T: Take a couple of minutes to fill out your card.  (10 minutes pass).  Let's start. S:  I'm not ready. T: Hurry.  (Three minutes pass)  Okay, the first word is Apple. S: What? S: What does that mean? S:  (to another) What did she say? T: The next word is Banana. S: Did you call Kumquat yet? S: Wait, did she say Banana or Blueberry? (Someone finally yells BINGO!) T: Read back what you've got. S: Apple, wait--what is this? T: Banana. S: Yeah.  Um, Carrot.  (And so on) S: She cheated! And 30+ minutes of class are gone.

I've done flyswatter.  I've done Jeopardy.  I have turned college drinking games into language games.  Seriously.  And they DO have value.  They are a brain break for kids.  They are FUN. They generally aren't that mentally taxing for us as teachers. But they also don't often allow students to get good input, and to give output that isn't super challenging.

So I am always excited when Martina Bex posts about games in her blog.  Why?  Because Martina doesn't post many time-killers.  She is most known for spreading the Mafia game around the TPRS community.  But this post is about Strip Bingo.  My new favorite and potentially really, really low-prep game.  Martina gives credit to Kristin Duncan for this game, so I shout out to Kristin as well.

If you prefer fancy schmancy polished things, you can get yourself a copy of a template here.  It is 2-pages and suitable for framing.  If you're really bad at decorating, that is.  If you want to read Martina's post about this game, you can find that on her site.
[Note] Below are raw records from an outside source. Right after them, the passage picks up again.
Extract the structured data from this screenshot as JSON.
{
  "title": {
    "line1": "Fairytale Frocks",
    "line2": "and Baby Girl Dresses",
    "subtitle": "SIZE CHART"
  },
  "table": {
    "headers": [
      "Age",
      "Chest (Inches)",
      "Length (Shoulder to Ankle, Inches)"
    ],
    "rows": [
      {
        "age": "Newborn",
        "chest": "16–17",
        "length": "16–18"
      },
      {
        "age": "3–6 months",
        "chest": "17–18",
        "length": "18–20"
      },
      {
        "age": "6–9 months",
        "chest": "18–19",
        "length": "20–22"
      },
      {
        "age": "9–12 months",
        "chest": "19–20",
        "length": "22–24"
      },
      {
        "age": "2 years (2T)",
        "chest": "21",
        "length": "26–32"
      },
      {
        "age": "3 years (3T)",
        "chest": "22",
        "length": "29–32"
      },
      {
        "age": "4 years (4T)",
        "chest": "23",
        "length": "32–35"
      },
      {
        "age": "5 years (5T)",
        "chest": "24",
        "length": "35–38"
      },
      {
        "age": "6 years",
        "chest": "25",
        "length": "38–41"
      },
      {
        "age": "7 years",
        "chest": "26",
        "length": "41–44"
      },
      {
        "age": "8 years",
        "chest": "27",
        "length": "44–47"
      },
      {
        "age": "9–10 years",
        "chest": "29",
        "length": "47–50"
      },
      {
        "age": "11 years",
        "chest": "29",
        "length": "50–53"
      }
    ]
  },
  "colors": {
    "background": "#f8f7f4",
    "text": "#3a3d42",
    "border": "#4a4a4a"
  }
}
How to play: Kids still make their own cards, but instead of a 5x5 grid, they use a strip with 5, 6, 7, or so segments in a row.  Heck, you could probably make a game last for weeks if you use enough squares!  They use vocabulary words of the current topic.  After cards are filled out, the teacher reads something that contains these words.  If the word on the END of a student's strip is called, that student rips it off.  Which leaves a new end!  Words from the middle may get called, depending on how the student wrote them.  That's fine, but they can only tear off the ends.  The first student to tear off all pieces and then have their last single piece called is the winner! We played in AP Spanish Literature, while learning about the historical context of El burlador de Sevilla y el convidado de piedra.  Just for contrast, I used this with my Spanish 1 kids doing some of Martina's day of the dead stuff!